Luego simplemente se habían puesto en marcha sin decir nada mas.
-Nos los entiendo.-dijo Jon mentalmente a Shapira.
-Yo tampoco, pero confío en que tendrán sus razones.-dijo Shapira con confianza.
-No lo sé, he notado muy raro a Parlax, normalmente no pararía de hablar sobre magia y otros conocimientos para luego corregir desde mis fallos al andar, hasta cómo debe peinarse un jinete de dragón para evitar el pelo en los ojos.
-Bueno…., tu cabello siempre ha sido un desastre, si recuerdo bien cuando volábamos en busca de Brynden River más de una vez te llegaste a quejar del pelo en la boca.
-Hablo en serio Shapira, ¿tu no has notado nada?.
-No puedo negar que he notado a Glaegar algo……¿melancólico?, nose, a veces le he visto con la mirada perdida hacia el cielo.
-¿Tendrán miedo a que no podamos sobrevivir?, han pasado muchos siglos solos custodiando estas tierras vacías de toda vida inteligente, marcadas por la perdición y el dolor de perder a tu gente. Creo que somos tanto una esperanza como un temor para ellos.-dijo Jon con tristeza.
-Todo saldrá bien, tú serás un Vanir y yo un verdadero dragón, luego buscaremos a los supervivientes que pueda haber fuera y criaremos a más dragones.

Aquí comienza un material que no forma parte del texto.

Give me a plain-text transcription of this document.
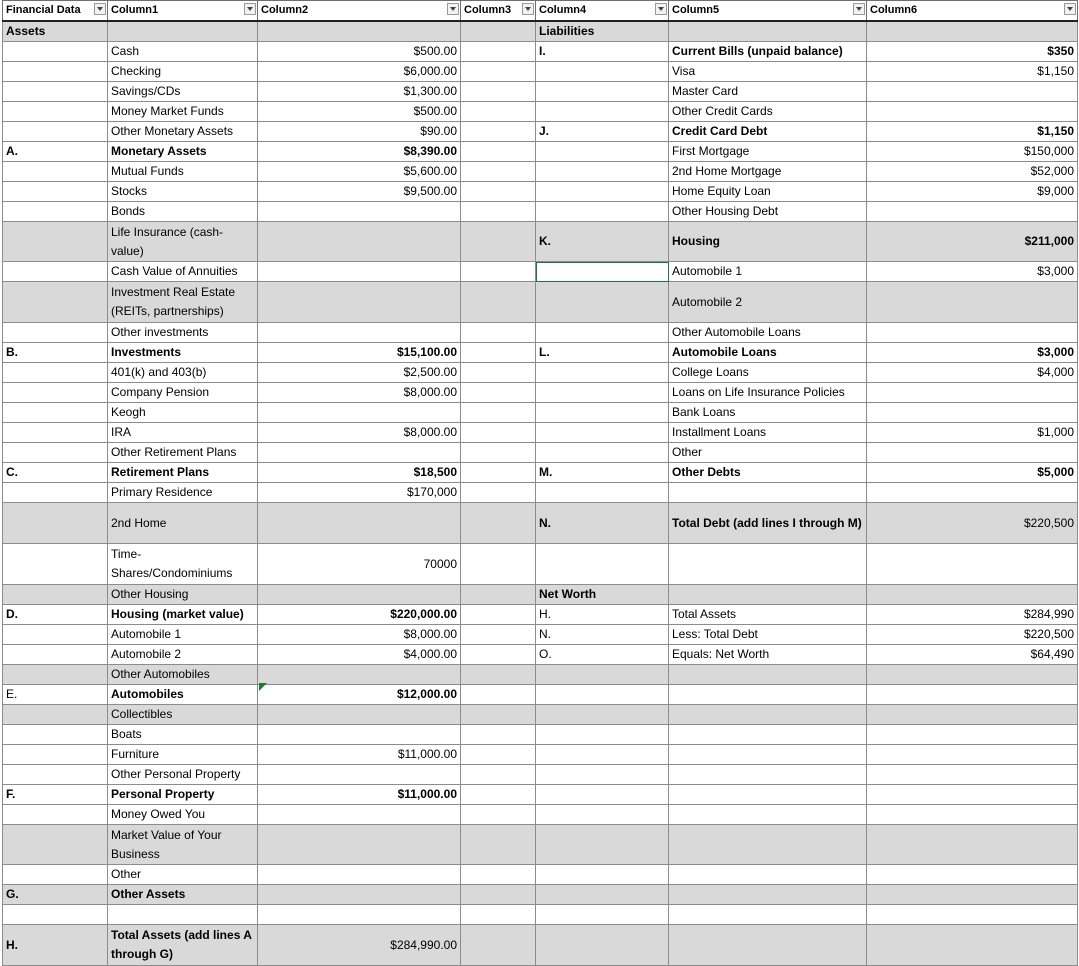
Financial Data	Column1	Column2	Column3	Column4	Column5	Column6

Assets				Liabilities		
	Cash	$500.00		I.	Current Bills (unpaid balance)	$350
	Checking	$6,000.00			Visa	$1,150
	Savings/CDs	$1,300.00			Master Card	
	Money Market Funds	$500.00			Other Credit Cards	
	Other Monetary Assets	$90.00		J.	Credit Card Debt	$1,150
A.	Monetary Assets	$8,390.00			First Mortgage	$150,000
	Mutual Funds	$5,600.00			2nd Home Mortgage	$52,000
	Stocks	$9,500.00			Home Equity Loan	$9,000
	Bonds				Other Housing Debt	
	Life Insurance (cash-value)			K.	Housing	$211,000
	Cash Value of Annuities				Automobile 1	$3,000
	Investment Real Estate (REITs, partnerships)				Automobile 2	
	Other investments				Other Automobile Loans	
B.	Investments	$15,100.00		L.	Automobile Loans	$3,000
	401(k) and 403(b)	$2,500.00			College Loans	$4,000
	Company Pension	$8,000.00			Loans on Life Insurance Policies	
	Keogh				Bank Loans	
	IRA	$8,000.00			Installment Loans	$1,000
	Other Retirement Plans				Other	
C.	Retirement Plans	$18,500		M.	Other Debts	$5,000
	Primary Residence	$170,000				
	2nd Home			N.	Total Debt (add lines I through M)	$220,500
	Time-Shares/Condominiums	70000				
	Other Housing			Net Worth		
D.	Housing (market value)	$220,000.00		H.	Total Assets	$284,990
	Automobile 1	$8,000.00		N.	Less: Total Debt	$220,500
	Automobile 2	$4,000.00		O.	Equals: Net Worth	$64,490
	Other Automobiles					
E.	Automobiles	$12,000.00				
	Collectibles					
	Boats					
	Furniture	$11,000.00				
	Other Personal Property					
F.	Personal Property	$11,000.00				
	Money Owed You					
	Market Value of Your Business					
	Other					
G.	Other Assets					

H.	Total Assets (add lines A through G)	$284,990.00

-Suenas muy confiada.-dijo Jon con tono gracioso
-Soy realista, tu piensa en todo lo extraordinario que nos ha pasado, crees que un pequeño ritual el algo comparable con haber encontrado un huevo abandonado en las entrañas de una vieja fortaleza, que un tú alternativo te dijera la verdad sobre todo y te salvase de congelarte las bolas en un muro de hielo lleno de violadores y asesinos, por no mencionar conocer a parientes centenarios tuyos que te aconsejaron y guiaron hasta aquí, ¡No vamos a morir!
-Tengo suerte de tenerte como mi dragona, me das confianza en mis momentos de flaqueza.-dijo mientras acariciaba su largo cuello.
-Tu tampoco estas mal, acicalas muy bien mis escamas.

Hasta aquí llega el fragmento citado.